The study also identified significant differences in test sensitivity based on factors such as the location of neoplasia (higher sensitivity for distal lesions) and patient characteristics (higher sensitivity in people with higher body mass index and lower income).

Dr. Levy and colleagues said their findings have implications both in terms of clinical benefits and cost-effectiveness of CRC screening using FITs.

“Tests with lower sensitivity will miss more patients with CRC and advanced polyps, and tests with higher sensitivity and lower PPV will require more colonoscopies to detect patients with actionable findings,” they wrote.
 

‘Jaw-Dropping’ Results

The sensitivity results are “jaw-dropping,” Robert Smith, PhD, senior vice-president for cancer screening at the American Cancer Society, said in an interview. “A patient should have at least a 50/50 chance of having their colorectal cancer detected with a stool test at the time of testing.”

“What these numbers show is that the level that the manufacturers believe their test is performing is not reproduced,” Dr. Smith added.

This study adds to “concerns that have been raised about the inherent limitations and the performance of these tests that have been cleared for use and that are supposed to be lifesaving,” he said.
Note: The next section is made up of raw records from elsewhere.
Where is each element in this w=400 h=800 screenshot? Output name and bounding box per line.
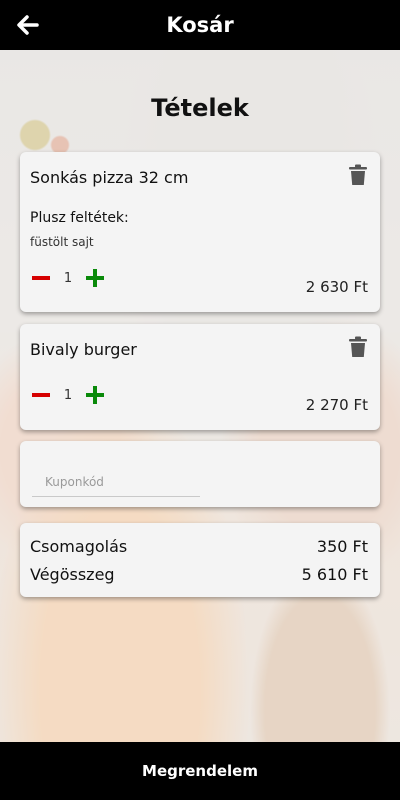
app-header: Kosár xyxy=(0,0,400,50)
order-button[interactable]: Megrendelem xyxy=(0,742,400,800)
coupon-input[interactable] xyxy=(32,467,200,497)
quantity-stepper: 1 xyxy=(30,267,106,289)
trash-icon[interactable] xyxy=(348,336,368,358)
cart-item-pizza: Sonkás pizza 32 cm Plusz feltétek: füstö… xyxy=(20,152,380,312)
extras-value: füstölt sajt xyxy=(30,235,94,249)
item-price: 2 270 Ft xyxy=(305,396,368,414)
quantity-stepper: 1 xyxy=(30,384,106,406)
total-value: 5 610 Ft xyxy=(301,565,368,584)
trash-icon[interactable] xyxy=(348,164,368,186)
packaging-value: 350 Ft xyxy=(316,537,368,556)
coupon-card xyxy=(20,441,380,507)
extras-label: Plusz feltétek: xyxy=(30,210,129,226)
item-name: Sonkás pizza 32 cm xyxy=(30,168,189,187)
increase-button[interactable] xyxy=(84,384,106,406)
back-button[interactable] xyxy=(14,11,42,39)
item-name: Bivaly burger xyxy=(30,340,137,359)
quantity-value: 1 xyxy=(63,387,73,403)
total-row: Végösszeg 5 610 Ft xyxy=(30,565,368,584)
quantity-value: 1 xyxy=(63,270,73,286)
summary-card: Csomagolás 350 Ft Végösszeg 5 610 Ft xyxy=(20,523,380,597)
total-label: Végösszeg xyxy=(30,565,115,584)
page-title: Kosár xyxy=(166,13,234,37)
decrease-button[interactable] xyxy=(30,267,52,289)
arrow-left-icon xyxy=(17,15,39,35)
cart-item-burger: Bivaly burger 1 2 270 Ft xyxy=(20,324,380,430)
packaging-row: Csomagolás 350 Ft xyxy=(30,537,368,556)
increase-button[interactable] xyxy=(84,267,106,289)
section-title: Tételek xyxy=(151,94,249,122)
decrease-button[interactable] xyxy=(30,384,52,406)
item-price: 2 630 Ft xyxy=(305,278,368,296)
packaging-label: Csomagolás xyxy=(30,537,128,556)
Clearance by the US Food and Drug Administration should mean that there’s essentially “no risk to using the test in terms of the test itself being harmful,” Dr. Smith said. But that’s not the case with FITs “because it’s harmful if you have cancer and your test doesn’t find it.”

By way of study limitations, Dr. Levy and colleagues said it’s important to note that they did not evaluate the “programmatic” sensitivity of repeating FIT testing every 1-2 years, as is generally recommended in screening guidelines. Therefore, the sensitivity of a single FIT may be lower than that of a repeated FIT. Also, variability in the FIT collection process by participants might have affected the results.

The study had no commercial funding. Disclosures for authors are available with the original article. Dr. Smith had no relevant disclosures.
 

A version of this article appeared on Medscape.com.